What's the 'Sweet Spot' of Sleep Time For Healthier Cognition?
- Poor sleep is associated with worse cognitive health.
- The researchers found a U-shaped relationship between sleep and cognitive decline.
- Overall, cognitive scores declined for the groups that slept less than 4.5 or more than 6.5 hours per night (measured by EEG) while scores stayed stable for those in the middle of the range.
- EEG tends to yield estimates of sleep time that are about an hour shorter than self-reported sleep time, so the findings correspond to 5.5 to 7.5 hours of self-reported sleep.
Like so many other good things in life, sleep is best in moderation. A multiyear study of older adults found that both short and long sleepers experienced greater cognitive decline than people who slept a moderate amount, even when the effects of early AD were taken into account. The study was led by researchers at Washington University School of Medicine in St. Louis.
Poor sleep and AD are both associated with poor cognitive health, and separating out the effects of each has proven challenging. By tracking cognitive function in a large group of older adults over several years and analyzing it against levels of AD-related proteins and measures of brain activity during sleep, the researchers generated crucial data that help untangle the complicated relationship among sleep, AD, and cognitive function. The findings could aid efforts to help keep people’s minds sharp as they age.
The findings are published Oct. 20 in the journal Brain.
“It’s been challenging to determine how sleep and different stages of AD are related, but that’s what you need to know to start designing interventions,” said first author Brendan Lucey, MD, an associate professor of neurology and director of the Washington University Sleep Medicine Center. “Our study suggests that there is a middle range, or ‘sweet spot,’ for total sleep time where cognitive performance was stable over time. Short and long sleep times were associated with worse cognitive performance, perhaps due to insufficient sleep or poor sleep quality. An unanswered question is if we can intervene to improve sleep, such as increasing sleep time for short sleepers by an hour or so, would that have a positive effect on their cognitive performance so they no longer decline? We need more longitudinal data to answer this question.”
AD is the main cause of cognitive decline in older adults, contributing to about 70% of cases. Poor sleep is a common symptom of the disease and a driving force that can accelerate the disease’s progression. Studies have shown that self-reported short and long sleepers are both more likely to perform poorly on cognitive tests, but such sleep studies typically do not include assessments of AD.
To tease apart the separate effects of sleep and AD on cognition, Lucey and colleagues turned to volunteers who participate in AD studies through the university’s Charles F. and Joanne Knight AD Research Center. Such volunteers undergo annual clinical and cognitive assessments, and provide a blood sample to be tested for the high-risk AD genetic variant APOE4. For this study, the participants also provided samples of cerebrospinal fluid to measure levels of AD proteins, and each slept with a tiny electroencephalogram (EEG) monitor strapped to their foreheads for four to six nights to measure brain activity during sleep.

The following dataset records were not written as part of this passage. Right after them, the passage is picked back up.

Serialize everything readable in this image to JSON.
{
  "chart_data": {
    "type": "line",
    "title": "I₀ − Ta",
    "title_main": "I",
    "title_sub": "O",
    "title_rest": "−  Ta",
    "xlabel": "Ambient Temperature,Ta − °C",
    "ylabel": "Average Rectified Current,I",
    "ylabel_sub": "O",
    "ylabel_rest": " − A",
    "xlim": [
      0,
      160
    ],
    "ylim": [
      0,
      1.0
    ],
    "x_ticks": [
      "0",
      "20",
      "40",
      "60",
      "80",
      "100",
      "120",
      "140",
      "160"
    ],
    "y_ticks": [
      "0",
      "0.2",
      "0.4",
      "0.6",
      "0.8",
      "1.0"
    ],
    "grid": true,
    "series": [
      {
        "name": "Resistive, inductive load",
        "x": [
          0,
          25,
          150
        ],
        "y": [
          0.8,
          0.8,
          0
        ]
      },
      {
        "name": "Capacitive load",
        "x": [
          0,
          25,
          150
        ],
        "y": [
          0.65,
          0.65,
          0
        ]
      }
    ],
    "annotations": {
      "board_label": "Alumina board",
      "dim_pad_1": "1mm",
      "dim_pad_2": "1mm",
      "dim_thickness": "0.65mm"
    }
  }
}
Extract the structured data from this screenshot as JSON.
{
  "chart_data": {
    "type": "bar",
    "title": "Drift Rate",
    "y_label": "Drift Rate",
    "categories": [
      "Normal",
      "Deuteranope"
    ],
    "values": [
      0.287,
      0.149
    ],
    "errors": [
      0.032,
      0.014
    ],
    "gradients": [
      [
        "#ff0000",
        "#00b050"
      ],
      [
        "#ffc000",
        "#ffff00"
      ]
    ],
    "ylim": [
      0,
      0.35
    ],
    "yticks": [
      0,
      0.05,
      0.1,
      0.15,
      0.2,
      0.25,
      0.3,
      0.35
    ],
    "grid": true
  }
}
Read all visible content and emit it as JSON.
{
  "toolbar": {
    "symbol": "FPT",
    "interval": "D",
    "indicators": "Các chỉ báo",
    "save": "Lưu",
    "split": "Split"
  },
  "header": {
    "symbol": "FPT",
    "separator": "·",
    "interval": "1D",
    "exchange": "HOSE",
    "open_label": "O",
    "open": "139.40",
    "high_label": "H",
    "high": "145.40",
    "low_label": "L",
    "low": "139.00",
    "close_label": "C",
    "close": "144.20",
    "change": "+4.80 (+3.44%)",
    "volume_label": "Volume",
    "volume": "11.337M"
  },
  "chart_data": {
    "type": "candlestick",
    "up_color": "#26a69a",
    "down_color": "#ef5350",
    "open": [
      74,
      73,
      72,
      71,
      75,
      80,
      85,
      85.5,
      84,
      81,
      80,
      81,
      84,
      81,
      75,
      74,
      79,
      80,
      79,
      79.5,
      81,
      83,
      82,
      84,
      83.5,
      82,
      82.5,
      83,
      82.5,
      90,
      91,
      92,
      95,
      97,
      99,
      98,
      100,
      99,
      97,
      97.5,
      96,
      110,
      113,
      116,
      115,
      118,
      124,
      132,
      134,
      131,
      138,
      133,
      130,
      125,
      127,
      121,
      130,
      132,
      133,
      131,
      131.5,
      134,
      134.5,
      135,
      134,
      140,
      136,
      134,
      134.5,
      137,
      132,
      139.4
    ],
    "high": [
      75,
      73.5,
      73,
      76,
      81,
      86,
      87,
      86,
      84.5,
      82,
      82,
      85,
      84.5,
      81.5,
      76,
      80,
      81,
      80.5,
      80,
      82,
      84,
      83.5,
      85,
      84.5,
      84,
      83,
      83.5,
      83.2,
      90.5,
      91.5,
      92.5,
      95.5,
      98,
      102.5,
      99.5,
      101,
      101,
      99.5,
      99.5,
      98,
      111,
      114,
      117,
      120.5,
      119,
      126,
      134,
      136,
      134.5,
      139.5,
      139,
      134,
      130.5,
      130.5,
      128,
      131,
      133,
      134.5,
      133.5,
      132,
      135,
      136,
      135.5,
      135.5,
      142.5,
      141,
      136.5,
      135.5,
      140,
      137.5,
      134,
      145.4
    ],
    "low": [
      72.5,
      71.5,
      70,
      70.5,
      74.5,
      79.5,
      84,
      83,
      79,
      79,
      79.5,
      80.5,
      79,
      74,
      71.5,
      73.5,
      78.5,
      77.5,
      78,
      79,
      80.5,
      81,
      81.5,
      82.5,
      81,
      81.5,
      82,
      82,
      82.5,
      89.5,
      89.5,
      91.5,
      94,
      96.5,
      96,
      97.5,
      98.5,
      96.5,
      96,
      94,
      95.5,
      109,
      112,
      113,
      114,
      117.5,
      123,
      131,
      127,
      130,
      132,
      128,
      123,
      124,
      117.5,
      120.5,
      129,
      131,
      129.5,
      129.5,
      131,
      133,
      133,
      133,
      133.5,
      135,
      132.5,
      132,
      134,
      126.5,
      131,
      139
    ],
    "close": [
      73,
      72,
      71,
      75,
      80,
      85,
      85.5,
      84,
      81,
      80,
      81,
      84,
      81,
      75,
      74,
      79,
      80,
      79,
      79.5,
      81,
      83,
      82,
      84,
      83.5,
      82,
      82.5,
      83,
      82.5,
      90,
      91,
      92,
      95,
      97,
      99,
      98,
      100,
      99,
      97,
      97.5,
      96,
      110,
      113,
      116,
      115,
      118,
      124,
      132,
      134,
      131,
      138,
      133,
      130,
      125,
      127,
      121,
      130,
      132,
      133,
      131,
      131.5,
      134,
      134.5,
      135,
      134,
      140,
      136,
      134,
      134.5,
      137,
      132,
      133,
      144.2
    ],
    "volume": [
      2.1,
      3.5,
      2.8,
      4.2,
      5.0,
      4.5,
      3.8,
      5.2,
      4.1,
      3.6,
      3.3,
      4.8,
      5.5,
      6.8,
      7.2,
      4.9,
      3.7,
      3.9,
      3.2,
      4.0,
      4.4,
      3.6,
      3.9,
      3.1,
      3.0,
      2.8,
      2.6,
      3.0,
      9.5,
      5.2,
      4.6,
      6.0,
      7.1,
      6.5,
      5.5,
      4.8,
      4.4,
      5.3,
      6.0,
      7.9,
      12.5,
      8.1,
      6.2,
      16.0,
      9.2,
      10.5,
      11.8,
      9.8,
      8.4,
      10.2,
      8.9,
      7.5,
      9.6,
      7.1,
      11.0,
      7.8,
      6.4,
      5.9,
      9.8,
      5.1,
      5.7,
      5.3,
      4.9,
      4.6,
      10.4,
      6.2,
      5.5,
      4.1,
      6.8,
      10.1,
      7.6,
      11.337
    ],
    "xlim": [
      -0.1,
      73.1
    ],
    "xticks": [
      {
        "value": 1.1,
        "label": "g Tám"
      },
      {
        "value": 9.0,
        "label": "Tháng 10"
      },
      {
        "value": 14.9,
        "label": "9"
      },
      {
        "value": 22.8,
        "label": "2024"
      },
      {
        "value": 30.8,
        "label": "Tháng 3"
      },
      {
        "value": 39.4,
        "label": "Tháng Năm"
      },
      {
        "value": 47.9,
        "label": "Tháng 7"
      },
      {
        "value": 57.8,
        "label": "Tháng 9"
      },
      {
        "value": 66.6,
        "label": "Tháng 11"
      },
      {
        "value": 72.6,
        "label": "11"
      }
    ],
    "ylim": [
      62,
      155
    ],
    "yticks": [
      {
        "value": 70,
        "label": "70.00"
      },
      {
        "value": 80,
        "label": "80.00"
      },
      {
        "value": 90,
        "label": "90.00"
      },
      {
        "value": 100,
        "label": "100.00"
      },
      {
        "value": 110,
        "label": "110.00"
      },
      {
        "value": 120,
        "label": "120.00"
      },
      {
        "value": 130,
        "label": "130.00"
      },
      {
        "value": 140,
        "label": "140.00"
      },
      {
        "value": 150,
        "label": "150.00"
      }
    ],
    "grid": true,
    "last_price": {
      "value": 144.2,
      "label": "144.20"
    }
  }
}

In total, the researchers obtained sleep and AD data on 100 participants whose cognitive function had been monitored for an average of 4 1/2 years. Most (88) had no cognitive impairments, 11 were very mildly impaired, and one had mild cognitive impairment. The average age was 75 at the time of the sleep study.
The researchers found a U-shaped relationship between sleep and cognitive decline. Overall, cognitive scores declined for the groups that slept less than 4.5 or more than 6.5 hours per night — as measured by EEG — while scores stayed stable for those in the middle of the range. EEG tends to yield estimates of sleep time that are about an hour shorter than self-reported sleep time, so the findings correspond to 5.5 to 7.5 hours of self-reported sleep, Lucey said.
The U-shaped relationship held true for measures of specific sleep phases, including rapid-eye movement (REM), or dreaming, sleep; and non-REM sleep. Moreover, the relationship held even after adjusting for factors that can affect both sleep and cognition, such as age, sex, levels of AD proteins, and the presence of APOE4.
“It was particularly interesting to see that not only those with short amounts of sleep but also those with long amounts of sleep had more cognitive decline,” said co-senior author David Holtzman, MD, a professor of neurology. “It suggests that sleep quality may be key, as opposed to simply total sleep.”
Each person’s sleep needs are unique, and people who wake up feeling rested on short or long sleep schedules should not feel compelled to change their habits, Lucey said. But those who are not sleeping well should be aware that sleep problems often can be treated.
“I ask many of my patients, ‘How’s your sleep?’” said co-senior author Beau M. Ances, MD, PhD, the Daniel J. Brennan, MD, Professor of Neurology. Ances treats patients with AD and other neurodegenerative conditions at Barnes-Jewish Hospital. “Often patients report that they’re not sleeping well. Often once their sleep issues are treated, they may have improvements in cognition. Physicians who are seeing patients with cognitive complaints should ask them about their quality of sleep. This is potentially a modifiable factor.”
Sleep and longitudinal cognitive performance in preclinical and early symptomatic Alzheimer disease.